Some critics of VeriSign’s position say its complaints about security and stability have more to do with its stake in .com, the success of which could be threatened by an expansion of the TLD space. VeriSign runs the TLD, and was told by NTIA last year it could not raise prices on the string (WID Dec 4 p4). Donuts Inc. CEO Paul Stahura blasted VeriSign for cloaking its self-interest in “false fears about the future of the Internet,” since it wants to maximize the quantity of .com registrations, in a blog post last month (http://bit.ly/13B0tvI). “It is the step we always expected. But the rest of the ICANN community, staff and Board should have no illusions regarding what is fueling those so-called concerns.” McPherson responded to those concerns, saying the company would be the backend registry provider for more than 200 new gTLDs. VeriSign, like ICANN, is in a tough spot, he said, but “for anyone to think we don’t have an upside” to the delegation of new gTLDs is incorrect. A Donuts spokesman said there’s “no reason to be worried about any problem with the DNS when new TLDs are delegated.” As NTIA said its letter, “root zone partners have taken significant steps to ensure the stability of the DNS root zone,” he said. “VeriSign’s recent actions seem to be clearly motivated by competitive concerns, which is unfortunate.” He said new gTLDs will be more stable than were existing TLDs, including .com, even several years ago -- “when VeriSign seemed unconcerned about the issues it now raises."

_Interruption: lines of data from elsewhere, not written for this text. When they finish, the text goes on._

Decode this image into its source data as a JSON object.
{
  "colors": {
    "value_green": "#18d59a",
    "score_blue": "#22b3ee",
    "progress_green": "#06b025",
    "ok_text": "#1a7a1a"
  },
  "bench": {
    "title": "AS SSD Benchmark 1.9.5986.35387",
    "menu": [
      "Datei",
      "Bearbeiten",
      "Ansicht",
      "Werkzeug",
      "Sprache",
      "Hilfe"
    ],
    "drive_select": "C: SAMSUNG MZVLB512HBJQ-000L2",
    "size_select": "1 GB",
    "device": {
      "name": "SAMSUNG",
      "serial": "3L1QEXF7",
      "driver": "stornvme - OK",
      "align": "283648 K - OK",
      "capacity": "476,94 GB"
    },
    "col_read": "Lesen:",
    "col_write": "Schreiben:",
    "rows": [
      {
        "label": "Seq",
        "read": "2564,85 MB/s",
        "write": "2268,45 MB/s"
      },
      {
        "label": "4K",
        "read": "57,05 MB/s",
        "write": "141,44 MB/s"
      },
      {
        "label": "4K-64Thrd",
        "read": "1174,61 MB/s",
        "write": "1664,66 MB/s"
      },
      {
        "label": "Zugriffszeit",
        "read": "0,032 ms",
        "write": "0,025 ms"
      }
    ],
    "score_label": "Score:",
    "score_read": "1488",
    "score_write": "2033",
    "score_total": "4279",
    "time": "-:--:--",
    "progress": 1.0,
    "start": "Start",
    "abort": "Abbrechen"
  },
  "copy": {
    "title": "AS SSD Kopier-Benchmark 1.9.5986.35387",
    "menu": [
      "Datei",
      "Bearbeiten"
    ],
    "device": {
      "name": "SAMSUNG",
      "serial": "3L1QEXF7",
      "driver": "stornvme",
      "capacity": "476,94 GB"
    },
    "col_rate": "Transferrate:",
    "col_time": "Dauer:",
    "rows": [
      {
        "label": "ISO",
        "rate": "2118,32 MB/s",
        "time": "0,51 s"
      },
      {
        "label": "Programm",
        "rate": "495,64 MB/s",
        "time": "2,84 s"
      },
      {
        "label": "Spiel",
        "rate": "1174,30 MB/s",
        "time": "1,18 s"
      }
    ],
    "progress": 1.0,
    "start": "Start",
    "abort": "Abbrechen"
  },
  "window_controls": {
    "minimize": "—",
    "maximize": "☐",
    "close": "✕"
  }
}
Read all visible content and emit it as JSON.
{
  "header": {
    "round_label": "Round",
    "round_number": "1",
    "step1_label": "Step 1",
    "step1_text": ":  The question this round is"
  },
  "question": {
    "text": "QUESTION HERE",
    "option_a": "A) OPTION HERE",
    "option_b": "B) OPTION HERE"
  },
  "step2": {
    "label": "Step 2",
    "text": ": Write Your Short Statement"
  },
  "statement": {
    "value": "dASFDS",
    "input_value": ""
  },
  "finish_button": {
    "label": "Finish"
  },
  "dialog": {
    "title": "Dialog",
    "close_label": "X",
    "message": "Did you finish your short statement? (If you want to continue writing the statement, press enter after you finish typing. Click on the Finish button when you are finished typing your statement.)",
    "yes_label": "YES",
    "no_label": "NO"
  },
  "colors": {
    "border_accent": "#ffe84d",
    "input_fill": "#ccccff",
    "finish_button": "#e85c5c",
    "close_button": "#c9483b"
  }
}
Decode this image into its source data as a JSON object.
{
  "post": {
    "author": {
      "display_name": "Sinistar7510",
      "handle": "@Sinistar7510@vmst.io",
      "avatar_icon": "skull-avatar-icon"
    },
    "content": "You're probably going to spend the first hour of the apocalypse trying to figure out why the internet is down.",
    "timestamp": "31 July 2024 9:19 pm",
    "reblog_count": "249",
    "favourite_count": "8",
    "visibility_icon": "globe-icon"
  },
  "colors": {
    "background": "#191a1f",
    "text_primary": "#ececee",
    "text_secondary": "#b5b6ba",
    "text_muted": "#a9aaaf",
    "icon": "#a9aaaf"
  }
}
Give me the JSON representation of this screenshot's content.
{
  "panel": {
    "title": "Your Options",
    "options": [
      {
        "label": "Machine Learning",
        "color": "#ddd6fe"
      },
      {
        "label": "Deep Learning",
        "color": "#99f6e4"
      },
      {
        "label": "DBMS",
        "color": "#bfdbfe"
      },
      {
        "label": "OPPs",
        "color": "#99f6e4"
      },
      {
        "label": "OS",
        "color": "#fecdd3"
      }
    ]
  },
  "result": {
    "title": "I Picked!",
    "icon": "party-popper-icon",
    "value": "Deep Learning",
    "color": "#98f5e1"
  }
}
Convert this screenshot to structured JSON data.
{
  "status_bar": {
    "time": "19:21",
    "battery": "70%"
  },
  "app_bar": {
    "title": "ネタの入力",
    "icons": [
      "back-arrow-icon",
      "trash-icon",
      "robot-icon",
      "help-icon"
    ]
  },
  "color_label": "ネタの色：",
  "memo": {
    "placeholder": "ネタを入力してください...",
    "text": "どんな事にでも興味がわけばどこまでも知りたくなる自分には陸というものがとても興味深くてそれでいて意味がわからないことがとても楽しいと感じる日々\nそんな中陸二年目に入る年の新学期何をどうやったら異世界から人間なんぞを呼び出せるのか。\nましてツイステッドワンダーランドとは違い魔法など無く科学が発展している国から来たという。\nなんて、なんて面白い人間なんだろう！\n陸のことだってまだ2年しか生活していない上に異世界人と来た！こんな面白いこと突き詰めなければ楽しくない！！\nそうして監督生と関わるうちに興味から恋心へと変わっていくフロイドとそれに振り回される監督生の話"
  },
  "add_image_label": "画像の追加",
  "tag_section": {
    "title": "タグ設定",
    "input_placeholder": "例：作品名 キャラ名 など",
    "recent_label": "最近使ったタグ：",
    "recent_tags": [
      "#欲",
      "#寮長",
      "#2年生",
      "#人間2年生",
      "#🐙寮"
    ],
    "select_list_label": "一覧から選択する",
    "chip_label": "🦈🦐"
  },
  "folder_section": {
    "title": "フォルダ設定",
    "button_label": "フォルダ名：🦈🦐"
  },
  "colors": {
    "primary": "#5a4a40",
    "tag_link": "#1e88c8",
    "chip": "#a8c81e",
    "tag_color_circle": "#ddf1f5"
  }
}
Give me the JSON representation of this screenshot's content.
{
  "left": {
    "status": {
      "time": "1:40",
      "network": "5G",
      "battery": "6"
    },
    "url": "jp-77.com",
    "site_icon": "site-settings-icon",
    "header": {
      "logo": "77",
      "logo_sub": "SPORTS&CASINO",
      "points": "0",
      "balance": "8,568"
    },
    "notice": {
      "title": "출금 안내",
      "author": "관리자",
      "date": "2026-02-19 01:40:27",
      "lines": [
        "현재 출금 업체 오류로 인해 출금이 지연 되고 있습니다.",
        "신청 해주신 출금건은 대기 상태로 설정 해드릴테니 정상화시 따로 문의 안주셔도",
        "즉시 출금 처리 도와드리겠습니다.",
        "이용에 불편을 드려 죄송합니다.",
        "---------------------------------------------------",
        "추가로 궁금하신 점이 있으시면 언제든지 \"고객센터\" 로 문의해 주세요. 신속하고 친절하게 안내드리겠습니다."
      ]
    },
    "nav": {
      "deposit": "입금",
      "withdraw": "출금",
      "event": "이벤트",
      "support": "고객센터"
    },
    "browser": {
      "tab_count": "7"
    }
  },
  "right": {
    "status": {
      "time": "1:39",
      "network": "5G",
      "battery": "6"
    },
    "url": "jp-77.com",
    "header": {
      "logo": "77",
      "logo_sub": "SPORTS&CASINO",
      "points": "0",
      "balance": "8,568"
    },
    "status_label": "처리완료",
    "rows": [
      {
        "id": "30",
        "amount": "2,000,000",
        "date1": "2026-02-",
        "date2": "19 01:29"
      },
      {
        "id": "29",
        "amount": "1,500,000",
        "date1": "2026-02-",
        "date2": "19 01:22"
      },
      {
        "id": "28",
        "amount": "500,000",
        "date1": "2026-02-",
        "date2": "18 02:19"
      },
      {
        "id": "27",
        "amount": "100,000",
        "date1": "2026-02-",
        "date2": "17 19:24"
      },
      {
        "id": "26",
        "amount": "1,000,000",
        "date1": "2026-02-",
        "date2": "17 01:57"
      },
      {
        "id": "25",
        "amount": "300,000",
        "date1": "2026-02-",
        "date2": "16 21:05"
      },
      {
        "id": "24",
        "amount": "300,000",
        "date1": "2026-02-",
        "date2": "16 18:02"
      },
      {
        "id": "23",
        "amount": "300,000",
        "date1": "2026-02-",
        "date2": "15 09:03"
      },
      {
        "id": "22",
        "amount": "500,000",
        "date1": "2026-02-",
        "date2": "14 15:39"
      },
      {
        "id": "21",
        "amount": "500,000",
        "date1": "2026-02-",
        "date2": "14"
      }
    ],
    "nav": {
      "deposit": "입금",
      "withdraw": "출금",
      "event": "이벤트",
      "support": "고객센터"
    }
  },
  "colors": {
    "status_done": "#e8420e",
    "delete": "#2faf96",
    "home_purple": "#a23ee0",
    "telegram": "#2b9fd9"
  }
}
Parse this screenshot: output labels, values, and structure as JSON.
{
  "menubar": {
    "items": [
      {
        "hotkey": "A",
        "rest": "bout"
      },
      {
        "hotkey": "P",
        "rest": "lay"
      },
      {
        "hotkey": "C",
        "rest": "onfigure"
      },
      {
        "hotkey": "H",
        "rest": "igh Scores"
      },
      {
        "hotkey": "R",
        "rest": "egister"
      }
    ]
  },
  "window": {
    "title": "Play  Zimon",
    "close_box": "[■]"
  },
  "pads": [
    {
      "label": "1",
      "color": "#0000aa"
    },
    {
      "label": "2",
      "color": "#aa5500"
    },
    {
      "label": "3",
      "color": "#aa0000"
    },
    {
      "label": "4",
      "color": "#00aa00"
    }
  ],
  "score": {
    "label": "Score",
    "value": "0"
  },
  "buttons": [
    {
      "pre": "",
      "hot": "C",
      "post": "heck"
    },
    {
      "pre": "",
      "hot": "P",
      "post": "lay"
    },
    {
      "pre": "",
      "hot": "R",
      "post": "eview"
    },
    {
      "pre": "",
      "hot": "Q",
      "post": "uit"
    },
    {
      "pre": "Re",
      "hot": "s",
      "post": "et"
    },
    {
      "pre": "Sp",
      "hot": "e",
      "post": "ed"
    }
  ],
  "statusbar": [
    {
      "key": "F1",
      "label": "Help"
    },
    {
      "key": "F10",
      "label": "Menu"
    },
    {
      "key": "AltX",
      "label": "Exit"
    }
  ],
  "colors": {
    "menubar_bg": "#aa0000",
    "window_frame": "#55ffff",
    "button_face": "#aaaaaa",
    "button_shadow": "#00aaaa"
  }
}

NetChoice Executive Director Steve DelBianco said the security concerns are real, but “this is more about timing than tension. ... A lot has happened in the two months between VeriSign’s letter and NTIA’s response. And the ICANN community has yet to see the latest outside expert reports on name collisions.” He said both governments and the business community want real-time monitoring of new TLDs, as well as a rapid reversal option if the TLD is causing problems.